Countries with efficient management and effective plans tackle emergency situations with just 10 per cent overcapacity, experts said.
‘By 2024–25, the actual power overcapacity will reach 67 per cent,’ said Consumers Association of Bangladesh energy adviser Professor Shamsul Alam.
‘It simply does not make any sense — the continued expansion of power generation capacity,’ he added.
The Institute for Energy Economics and Financial Analysis in an analysis in early 2020–21 warned that if power capacity use was not increased by 10 per cent year-on-year the power overcapacity in 2024—25 would cross 60 per cent.
With 99.75 per cent area of the country already electrified, finding consumers for additional 6,100MW electricity in less than four years would be next to impossible, especially when industries largely produce their own power, experts said.
Frequent power outages and voltage fluctuations due to inadequate transmission and distribution systems keep industries away from the national electricity grid.
The expansion of transmission and distribution networks could not cope with the expansion in power generation capacity.
Half of the capacity of the 1,320MW Payra Thermal Power Plant, the country’s largest power plant, could not be used as transmission lines could not be built though the plant became fully operational in 2020–21.
The unused capacity of the Payra plant costs the nation at the rate of Tk 2,000 crore a year.
The other half of the Payra plant in use often remains underused due to lack of demand.
‘Sometimes during winter, when power demand slumps, we cannot operate at full capacity,’ said Payra project director Shah Abdul Moula.

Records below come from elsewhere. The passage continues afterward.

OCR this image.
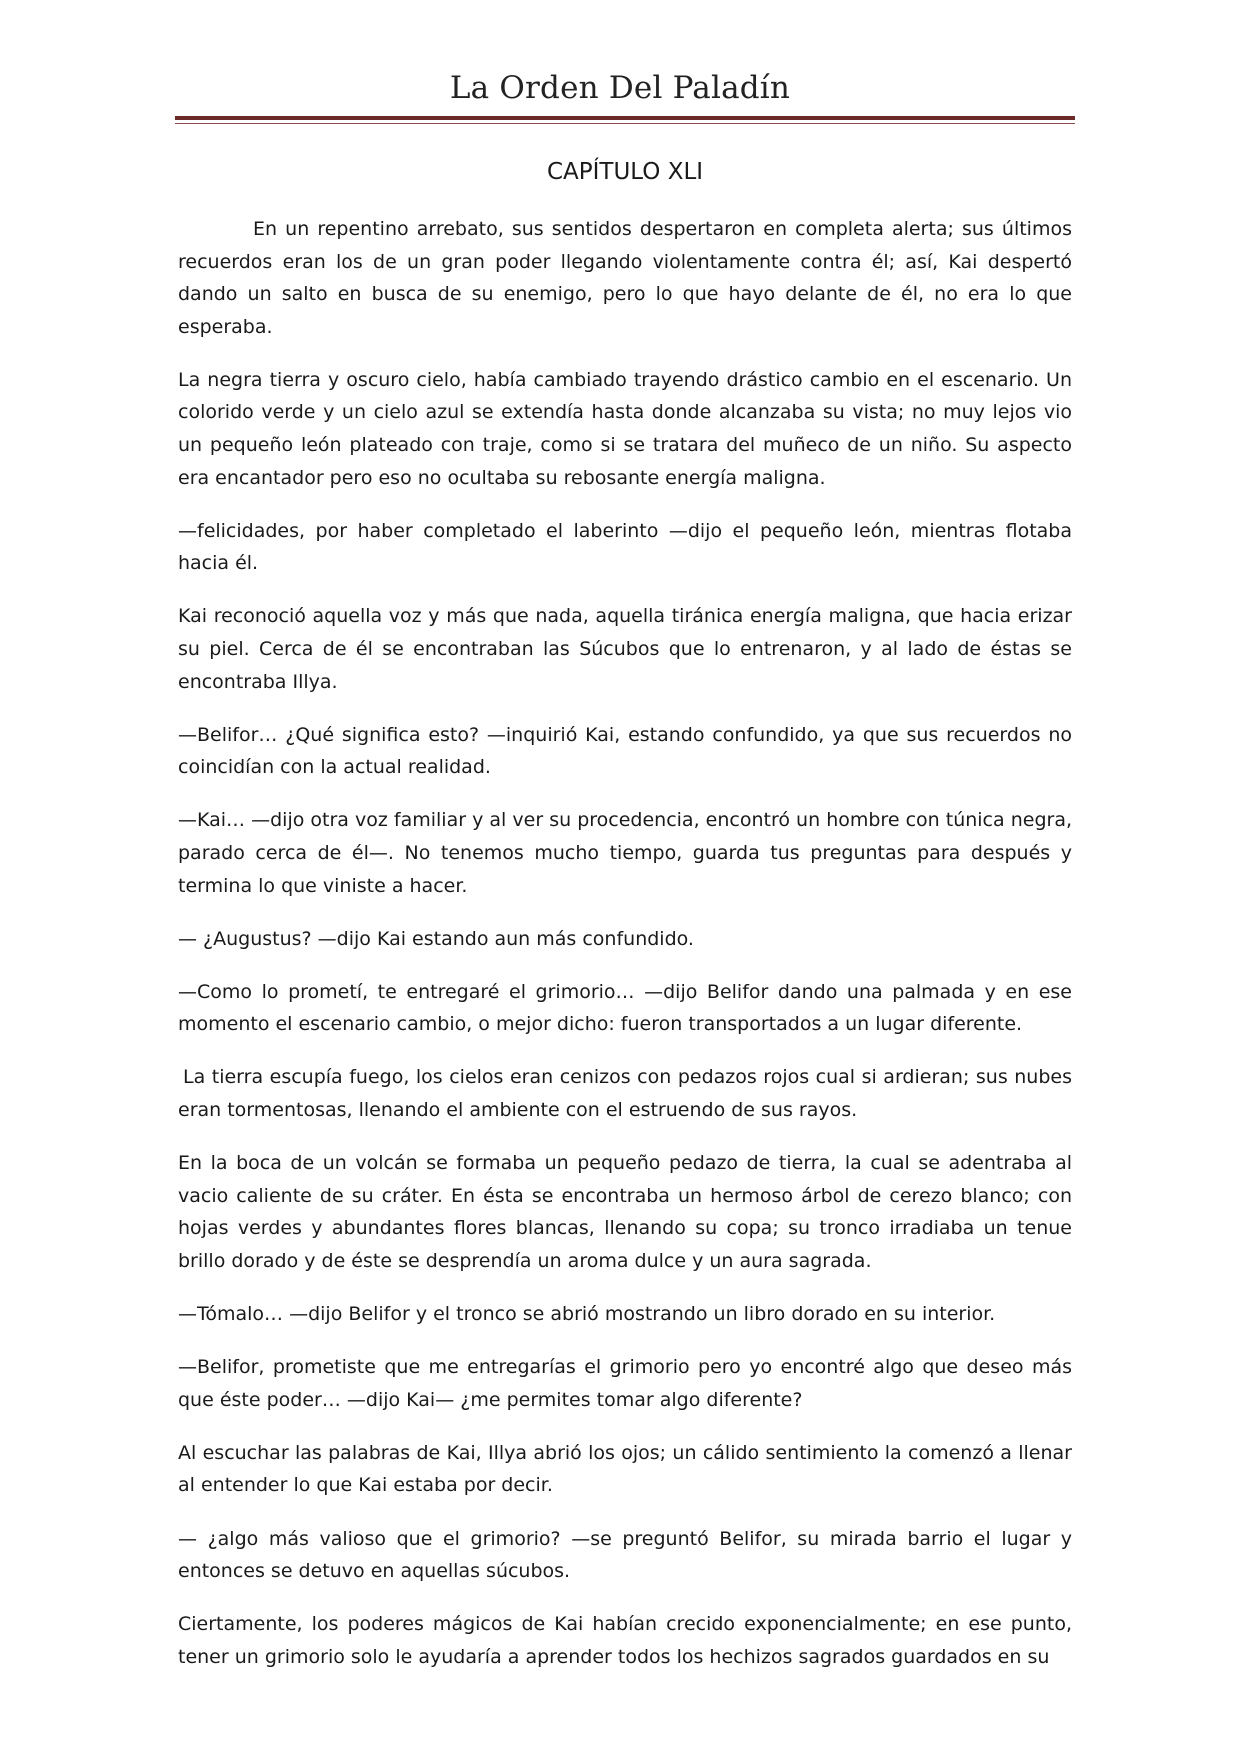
La Orden Del Paladín
CAPÍTULO XLI

En un repentino arrebato, sus sentidos despertaron en completa alerta; sus últimos recuerdos eran los de un gran poder llegando violentamente contra él; así, Kai despertó dando un salto en busca de su enemigo, pero lo que hayo delante de él, no era lo que esperaba.

La negra tierra y oscuro cielo, había cambiado trayendo drástico cambio en el escenario. Un colorido verde y un cielo azul se extendía hasta donde alcanzaba su vista; no muy lejos vio un pequeño león plateado con traje, como si se tratara del muñeco de un niño. Su aspecto era encantador pero eso no ocultaba su rebosante energía maligna.

—felicidades, por haber completado el laberinto —dijo el pequeño león, mientras flotaba hacia él.

Kai reconoció aquella voz y más que nada, aquella tiránica energía maligna, que hacia erizar su piel. Cerca de él se encontraban las Súcubos que lo entrenaron, y al lado de éstas se encontraba Illya.

—Belifor… ¿Qué significa esto? —inquirió Kai, estando confundido, ya que sus recuerdos no coincidían con la actual realidad.

—Kai… —dijo otra voz familiar y al ver su procedencia, encontró un hombre con túnica negra, parado cerca de él—. No tenemos mucho tiempo, guarda tus preguntas para después y termina lo que viniste a hacer.

— ¿Augustus? —dijo Kai estando aun más confundido.

—Como lo prometí, te entregaré el grimorio… —dijo Belifor dando una palmada y en ese momento el escenario cambio, o mejor dicho: fueron transportados a un lugar diferente.

La tierra escupía fuego, los cielos eran cenizos con pedazos rojos cual si ardieran; sus nubes eran tormentosas, llenando el ambiente con el estruendo de sus rayos.

En la boca de un volcán se formaba un pequeño pedazo de tierra, la cual se adentraba al vacio caliente de su cráter. En ésta se encontraba un hermoso árbol de cerezo blanco; con hojas verdes y abundantes flores blancas, llenando su copa; su tronco irradiaba un tenue brillo dorado y de éste se desprendía un aroma dulce y un aura sagrada.

—Tómalo… —dijo Belifor y el tronco se abrió mostrando un libro dorado en su interior.

—Belifor, prometiste que me entregarías el grimorio pero yo encontré algo que deseo más que éste poder… —dijo Kai— ¿me permites tomar algo diferente?

Al escuchar las palabras de Kai, Illya abrió los ojos; un cálido sentimiento la comenzó a llenar al entender lo que Kai estaba por decir.

— ¿algo más valioso que el grimorio? —se preguntó Belifor, su mirada barrio el lugar y entonces se detuvo en aquellas súcubos.

Ciertamente, los poderes mágicos de Kai habían crecido exponencialmente; en ese punto, tener un grimorio solo le ayudaría a aprender todos los hechizos sagrados guardados en su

In winter, the maximum power demand in Bangladesh comes down to about 8,000MW.
The entire capacity of the 1,320MW Rampal power plant, likely to be in operation early next year, will possibly remain unused for a year, if not more, for its transmission lines construction is unlikely to complete in 2022.
A year of unused capacity at the Rampal power plant is estimated to cost the country Tk 2,000 crore annually in capacity charge.

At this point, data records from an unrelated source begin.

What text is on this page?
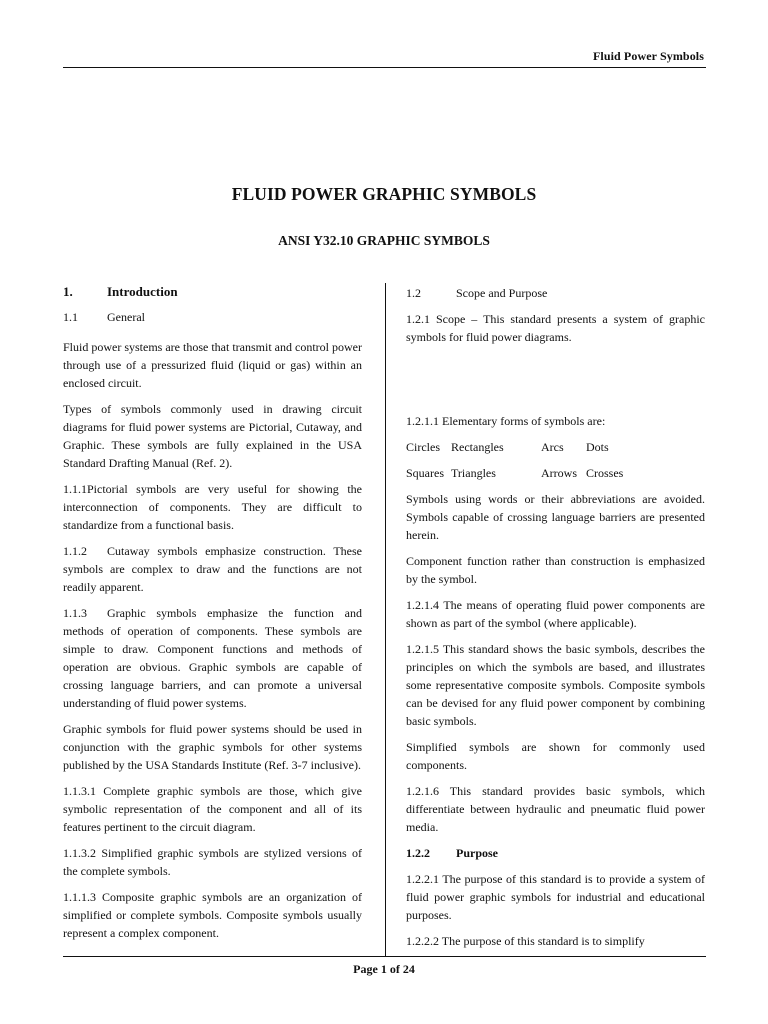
Fluid Power Symbols
FLUID POWER GRAPHIC SYMBOLS
ANSI Y32.10 GRAPHIC SYMBOLS

1.	Introduction

1.1 General

Fluid power systems are those that transmit and control power through use of a pressurized fluid (liquid or gas) within an enclosed circuit.

Types of symbols commonly used in drawing circuit diagrams for fluid power systems are Pictorial, Cutaway, and Graphic. These symbols are fully explained in the USA Standard Drafting Manual (Ref. 2).

1.1.1Pictorial symbols are very useful for showing the interconnection of components. They are difficult to standardize from a functional basis.

1.1.2 Cutaway symbols emphasize construction. These symbols are complex to draw and the functions are not readily apparent.

1.1.3 Graphic symbols emphasize the function and methods of operation of components. These symbols are simple to draw. Component functions and methods of operation are obvious. Graphic symbols are capable of crossing language barriers, and can promote a universal understanding of fluid power systems.

Graphic symbols for fluid power systems should be used in conjunction with the graphic symbols for other systems published by the USA Standards Institute (Ref. 3-7 inclusive).

1.1.3.1 Complete graphic symbols are those, which give symbolic representation of the component and all of its features pertinent to the circuit diagram.

1.1.3.2 Simplified graphic symbols are stylized versions of the complete symbols.

1.1.1.3 Composite graphic symbols are an organization of simplified or complete symbols. Composite symbols usually represent a complex component.

1.2	Scope and Purpose

1.2.1 Scope – This standard presents a system of graphic symbols for fluid power diagrams.

1.2.1.1 Elementary forms of symbols are:

Circles Rectangles	Arcs Dots

Squares Triangles	Arrows Crosses

Symbols using words or their abbreviations are avoided. Symbols capable of crossing language barriers are presented herein.

Component function rather than construction is emphasized by the symbol.

1.2.1.4 The means of operating fluid power components are shown as part of the symbol (where applicable).

1.2.1.5 This standard shows the basic symbols, describes the principles on which the symbols are based, and illustrates some representative composite symbols. Composite symbols can be devised for any fluid power component by combining basic symbols.

Simplified symbols are shown for commonly used components.

1.2.1.6 This standard provides basic symbols, which differentiate between hydraulic and pneumatic fluid power media.

1.2.2 Purpose

1.2.2.1 The purpose of this standard is to provide a system of fluid power graphic symbols for industrial and educational purposes.

1.2.2.2 The purpose of this standard is to simplify

Page 1 of 24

In 2022–23, two more power plants, each having 1,320MW capacity, will become operational along with the country’s first-ever nuclear power plant with 2,160MW capacity.
‘We don’t need any new power plant,’ said Centre for Policy Dialogue research director Khondaker Golam Moazzem as he also demanded the cancellation of the provision for paying capacity charge.

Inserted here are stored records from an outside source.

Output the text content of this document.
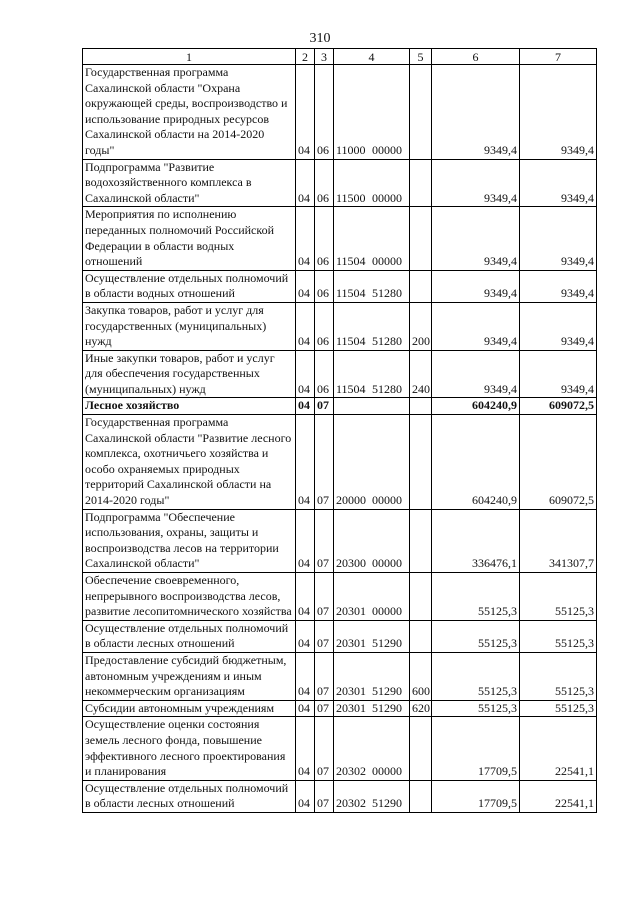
310
1	2	3	4	5	6	7
Государственная программа Сахалинской области "Охрана окружающей среды, воспроизводство и использование природных ресурсов Сахалинской области на 2014-2020 годы"	04	06	11000 00000		9349,4	9349,4
Подпрограмма "Развитие водохозяйственного комплекса в Сахалинской области"	04	06	11500 00000		9349,4	9349,4
Мероприятия по исполнению переданных полномочий Российской Федерации в области водных отношений	04	06	11504 00000		9349,4	9349,4
Осуществление отдельных полномочий в области водных отношений	04	06	11504 51280		9349,4	9349,4
Закупка товаров, работ и услуг для государственных (муниципальных) нужд	04	06	11504 51280	200	9349,4	9349,4
Иные закупки товаров, работ и услуг для обеспечения государственных (муниципальных) нужд	04	06	11504 51280	240	9349,4	9349,4
Лесное хозяйство	04	07			604240,9	609072,5
Государственная программа Сахалинской области "Развитие лесного комплекса, охотничьего хозяйства и особо охраняемых природных территорий Сахалинской области на 2014-2020 годы"	04	07	20000 00000		604240,9	609072,5
Подпрограмма "Обеспечение использования, охраны, защиты и воспроизводства лесов на территории Сахалинской области"	04	07	20300 00000		336476,1	341307,7
Обеспечение своевременного, непрерывного воспроизводства лесов, развитие лесопитомнического хозяйства	04	07	20301 00000		55125,3	55125,3
Осуществление отдельных полномочий в области лесных отношений	04	07	20301 51290		55125,3	55125,3
Предоставление субсидий бюджетным, автономным учреждениям и иным некоммерческим организациям	04	07	20301 51290	600	55125,3	55125,3
Субсидии автономным учреждениям	04	07	20301 51290	620	55125,3	55125,3
Осуществление оценки состояния земель лесного фонда, повышение эффективного лесного проектирования и планирования	04	07	20302 00000		17709,5	22541,1
Осуществление отдельных полномочий в области лесных отношений	04	07	20302 51290		17709,5	22541,1
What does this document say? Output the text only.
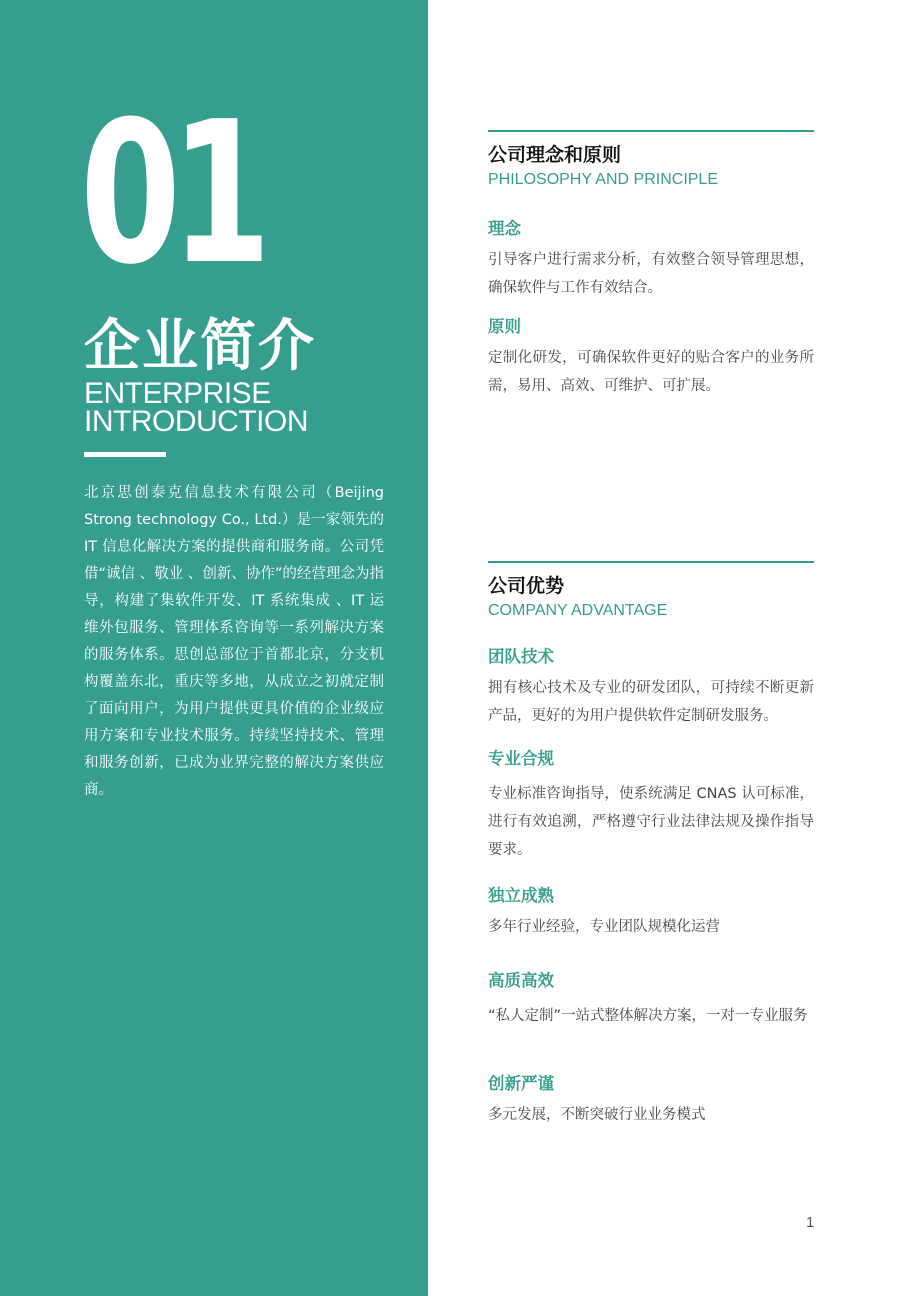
01
企业简介
ENTERPRISE
INTRODUCTION
北京思创泰克信息技术有限公司（Beijing Strong technology Co., Ltd.）是一家领先的 IT 信息化解决方案的提供商和服务商。公司凭借“诚信 、敬业 、创新、协作”的经营理念为指导，构建了集软件开发、IT 系统集成 、IT 运维外包服务、管理体系咨询等一系列解决方案的服务体系。思创总部位于首都北京，分支机构覆盖东北，重庆等多地，从成立之初就定制了面向用户，为用户提供更具价值的企业级应用方案和专业技术服务。持续坚持技术、管理和服务创新，已成为业界完整的解决方案供应商。
公司理念和原则
PHILOSOPHY AND PRINCIPLE
理念
引导客户进行需求分析，有效整合领导管理思想，确保软件与工作有效结合。
原则
定制化研发，可确保软件更好的贴合客户的业务所需，易用、高效、可维护、可扩展。
公司优势
COMPANY ADVANTAGE
团队技术
拥有核心技术及专业的研发团队，可持续不断更新产品，更好的为用户提供软件定制研发服务。
专业合规
专业标准咨询指导，使系统满足 CNAS 认可标准，进行有效追溯，严格遵守行业法律法规及操作指导要求。
独立成熟
多年行业经验，专业团队规模化运营
高质高效
“私人定制”一站式整体解决方案，一对一专业服务
创新严谨
多元发展，不断突破行业业务模式
1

‘Going by the latest official estimate,’ he said, ‘it is possible to meet the maximum power demand projected for 2024–25 with the existing installed capacity and still have 11 per cent overcapacity.’
Bangladesh can shed about 2,000MW overcapacity by discarding rental and quick rental power plants, he said.
At least 19 of the highly expensive rental and quick rental power plants, mostly small peaking power plants, introduced in 2008 for maximum five years under special circumstances, are still in operation, increasing power generation cost.
As countries scrambled for taking things back to the pre-pandemic state, a sudden surge in energy demand has increased power production cost globally.
The withdrawal of the world from coal as a source of energy has also pushed Bangladesh, still with little interest in renewable energy, to rely more on liquefied natural gas, which saw unprecedented high prices lately.
‘In the past two years, Bangladesh hardly met half of its gas demand, even after importing LNG,’ said Bangladesh Working Group on External Debt member secretary Hasan Mehedi.
‘Many of the power plants being built will end up stranded asset soon,’ he said.
The government has always defined its power overcapacity as emergency reserve or defended it as a way of addressing fluctuations in the power demand between hours in a day and among seasons.
‘A 44 per cent overcapacity is not unreasonable for a country like ours which seeks to keep space for switching between energy sources depending on their prices,’ said power cell director general Mohammad Hossain.
Regarding the capacity charge, he said that it was introduced so that power producers got a return on their investment in building infrastructure.
Power plant construction is often contracted out without bidding under the power of a law indemnifying such practice.